The good thing about questions is that they never end. On the other hand, ideology is finite, the over-arching vision sees only to the horizon. So………
- Does stigma have a useful function?
- Why is there a hierarchy of stigma?
- How is it that some patients tend to welcome some diagnoses (post-traumatic stress disorder, bi-polar disorder, borderline personality disorder, and so on) but strongly resist others (schizophrenia, paranoia and do on)?
- Is it the small kernel of truth in paranoia which makes it so difficult to treat?
- Is “patient” a dirty word?
- Is “service user” the thin end of the wedge of marketisation?
- If we took the market out of mental health, would things get better?
- What does getting better mean?
- Is the expanding lexicon of mental disorders a response of the market to much better control of well-established disorders?
- Should mental health services and practice be the same everywhere?
- Is that possible? If not, should computers treat? If so, what, if anything, would be lost?
- If humanity and idiosyncrasy were rinsed out of the psychiatric exchange, would that matter? If so, how much?
- What evidence is there that the evidence-based approach works?
The problem with constructs (and campaigns, for that matter) is that thinking tends to be imprisoned inside the brackets which they create. The bad question essentially masks a statement or is camouflage for dogma and therefore has similar limitations. The good question, on the other hand, takes you outside the confines of the construct or received wisdom. It allows you to reflect on them and to return to and revise them – or to reject them and move on.
That said, most of these questions are little peaks of ice visible here and there above the surface. They derive from the iceberg below and out of sight – the big one, the big question – which is:
- To what extent is it possible, in this field, to establish a language and a way of relating and understanding which can remain uncolonised and uncorrupted by the marketised, technocratic, bureaucratic, biologising, digitising approach favoured by vested interests whose success and survival depend on devising vanguard brands and concepts behind which the unthinking and self-serving will obediently fall in?

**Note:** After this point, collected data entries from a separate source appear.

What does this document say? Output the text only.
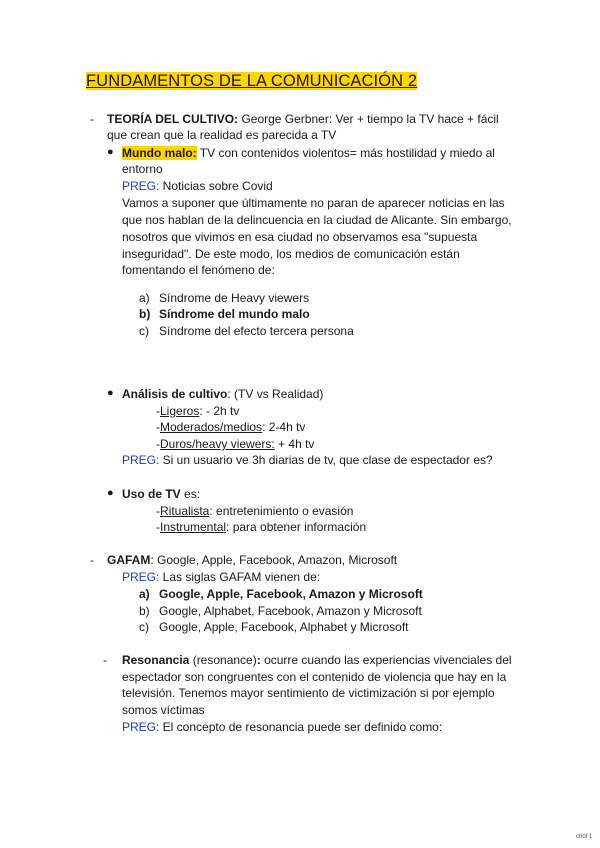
FUNDAMENTOS DE LA COMUNICACIÓN 2
- TEORÍA DEL CULTIVO: George Gerbner: Ver + tiempo la TV hace + fácil
que crean que la realidad es parecida a TV
● Mundo malo: TV con contenidos violentos= más hostilidad y miedo al
entorno
PREG: Noticias sobre Covid
Vamos a suponer que últimamente no paran de aparecer noticias en las
que nos hablan de la delincuencia en la ciudad de Alicante. Sin embargo,
nosotros que vivimos en esa ciudad no observamos esa "supuesta
inseguridad". De este modo, los medios de comunicación están
fomentando el fenómeno de:
a) Síndrome de Heavy viewers
b) Síndrome del mundo malo
c) Síndrome del efecto tercera persona
● Análisis de cultivo: (TV vs Realidad)
-Ligeros: - 2h tv
-Moderados/medios: 2-4h tv
-Duros/heavy viewers: + 4h tv
PREG: Si un usuario ve 3h diarias de tv, que clase de espectador es?
● Uso de TV es:
-Ritualista: entretenimiento o evasión
-Instrumental: para obtener información
- GAFAM: Google, Apple, Facebook, Amazon, Microsoft
PREG: Las siglas GAFAM vienen de:
a) Google, Apple, Facebook, Amazon y Microsoft
b) Google, Alphabet, Facebook, Amazon y Microsoft
c) Google, Apple, Facebook, Alphabet y Microsoft
- Resonancia (resonance): ocurre cuando las experiencias vivenciales del
espectador son congruentes con el contenido de violencia que hay en la
televisión. Tenemos mayor sentimiento de victimización si por ejemplo
somos víctimas
PREG: El concepto de resonancia puede ser definido como:
chof 1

I used to fantasise about wearing a bracelet which read “In the event of sudden illness and/or incapacity, I do not want to be visited by Margaret Thatcher in hospital”. Since she herself is now incapacitated, I will have engraved: “In the event of sudden illness and/or incapacity, I do not want to be the subject of a care package”. I want, instead, to be in the company of people who have seen a lot, who think as they go along, who are happy not knowing, who do what they do because their experience tells them it works or helps not because they are implementing policy or applying procedure – though they may well come to the same thing. Humanity heals, creativity may cure; administrative approaches to mental illness and the suffering that goes with it attract staff who are cold, unengaged and incapable of establishing the kind of relationship which makes progressive change possible.